We were sitting on the veranda looking down toward Palos Verdes country, listening to the chorus and the beat of the bass bongos of the Sundancers. During these troubled times, it was comforting to know they were hard at it, doing their best to bring on the next cycle. One of the Local QRPers came strolling up the hill. This one had a contented look on his face. It was in sharp contrast to the usual frenzy we'd often noticed with the Locals, scampering around trying to understand the Mysteries of the Ages and the Eternal Enigmas of DXing. This particular QRPer sat down and said, "Well, I guess I can relax and not worry about my DXCC totals anymore.", he said, in a manner of fact way. This took us by surprise, for this one had always been one of the worst, counting his QSLs almost every day and complaining constantly about the DXCC rules and regulations. We were silent for a moment, then asked, "Guess you've lost interest in DXing. Can't say we blame you . . . Sunspot Louie is predicting the Flat Days of DXing will continue for awhile yet."
"No, not at all", replied the QRPer, "in fact, quite the opposite. I put in the extra effort and worked the Kermadec guys on four bands." He stretched a bit in the afternoon sun and continued, "That makes close to 200 countries." We were confused at this apparent contradiction. "If you've lost interest in the DXCC program, why are you increasing your pursuit of DX?", we asked cautiously. "You haven't heard the news?", he asked. "Heard what?", we asked cautiously, not sure we wanted to hear the answer.

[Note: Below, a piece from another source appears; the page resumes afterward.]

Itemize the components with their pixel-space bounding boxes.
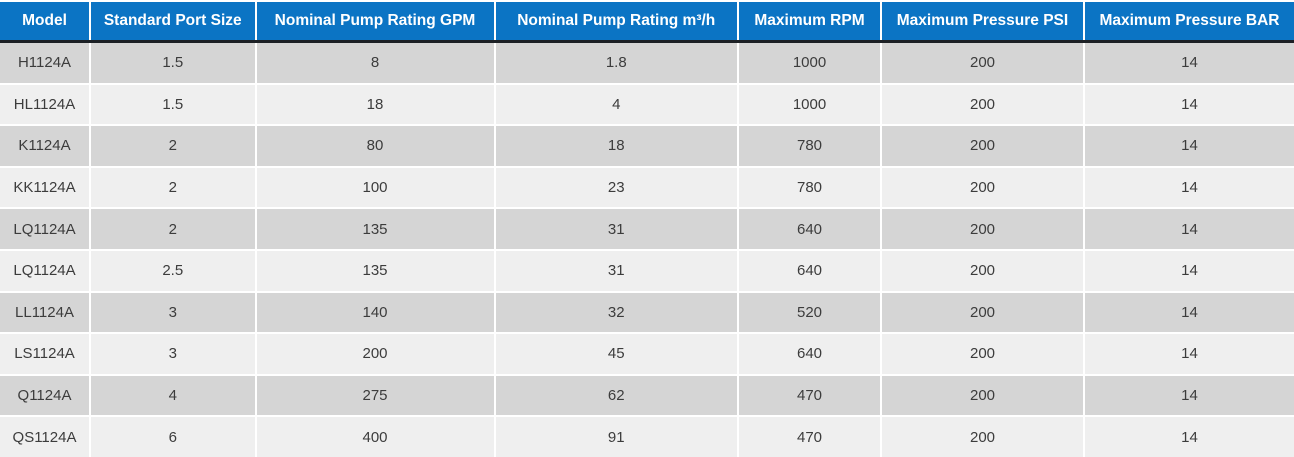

"About the RX100 Awards program, of course!", the QRPer replied, jumping to his feet. "East Coast Bob phoned me yesterday and told me all about it! He's a RX100 Field Representative too! He can check your QSLs for you." We were completely confused now. "When did the ARRL start his program?", we asked, standing up and looking the QRPer straight in the eye. "Why would they start another DX award program when they already have the DXCC?" The QRPer looked at us smugly and replied, "Not the ARRL at all. It's awarded by the RSDXMA. The ARRL's DXCC Desk is too strict and too particular about details. The RSDXMA has put the fun back into DXing!" Just then we noticed a couple more QRPers hippity-hopping up the hill. "Hear about the RSDXMA RX100 program?" they chimed in unison. What could we say when confronted by three excited QRPers, all beaming and talking at the same time? So we just listened. "I heard it just now on the DX repeater", one of them said. "It's administered by Romeo, 3W3RR and Roman, 4K20T . . . charter members of the Romeo Stepenanko DX Myanmar Association! They basically took the ARRL's DXCC rules and removed Section IV, Accreditation Criteria. Other than that, the rules are pretty much the same."
Son of a Gun! We were aghast! "What kind of award is that?" we asked, flabbergasted. "The DXCC program is the standard by which all others are measured. And it's Section IV that keeps it that way!" The QRPers weren't even listening. "All you have to do is send your cards and $50 to Box 1000 in Sofia, Bulgaria, mark them attention: 4K2OT and you get your RX100 certificate, signed by Roman himself!" "And you get the official seal of the RSDXMA on the certificate too!", another one piped in, "Word has it the RX100 will be the most prestigious award a DXer can get." "That's right", the third one shouted, "and they are starting with serial #2 'cuz they've already issued honorary certificate #1 to W9WNV . . . Mr. DXpedition himself! If that doesn't give it more credibility that anything the DXCC has issued, what does?"
We slowly backed in off the veranda and into the shack for a moment. We had to regain our composure and stop shaking with the rage that was building within us. This was DX heresy! We calmed ourself down enough to walk back out on the veranda and listen to the QRPers. "I'm cancelling my membership with the ARRL and joining the RSDXMA", one was shouting, drawing himself up to his full five and a half feet, "it's worth it. No more long drawn out arguments about whether DXpeditions or countries should count. They all will count as soon as they come on the air! My 5A0RR card will give me 148!"
Then, from the open door of our shack came the report on the weather radio: "Heavy thunderstorm and lightning warning for the local area." The QRPers looked at each other apprehensively. "Better get our antennas unhooked right away", they said, and they ran off down the hill. We just shook our head and went back into the shack. We turned off the tape recorder and sat down. We thought it all over for a few minutes, but there was no answer or reconciliation forthcoming. We were thankful the Old Timer had told us about the taped thunderstorm warning and how he always kept one handy in case of emergency. And, although he'd warned us not to use it unless it was a dire situation, we had no regrets. These are trying times in this world of DX. If being surrounded by QRPers trying to replace the DXCC program isn't an emergency, what is? Son of a Gun! We paced back and forth for almost an hour before coming to grips with the situation. Maybe there was a RX100 award, but we decided we'd wait and see how the Locals made out before we sent our cards in! We old ones who have been around the track a few times know when it pays to be patient! DX IS! Be prepared! The Great Days of DXing are near . . . and a lot closer than any RX100 award, too!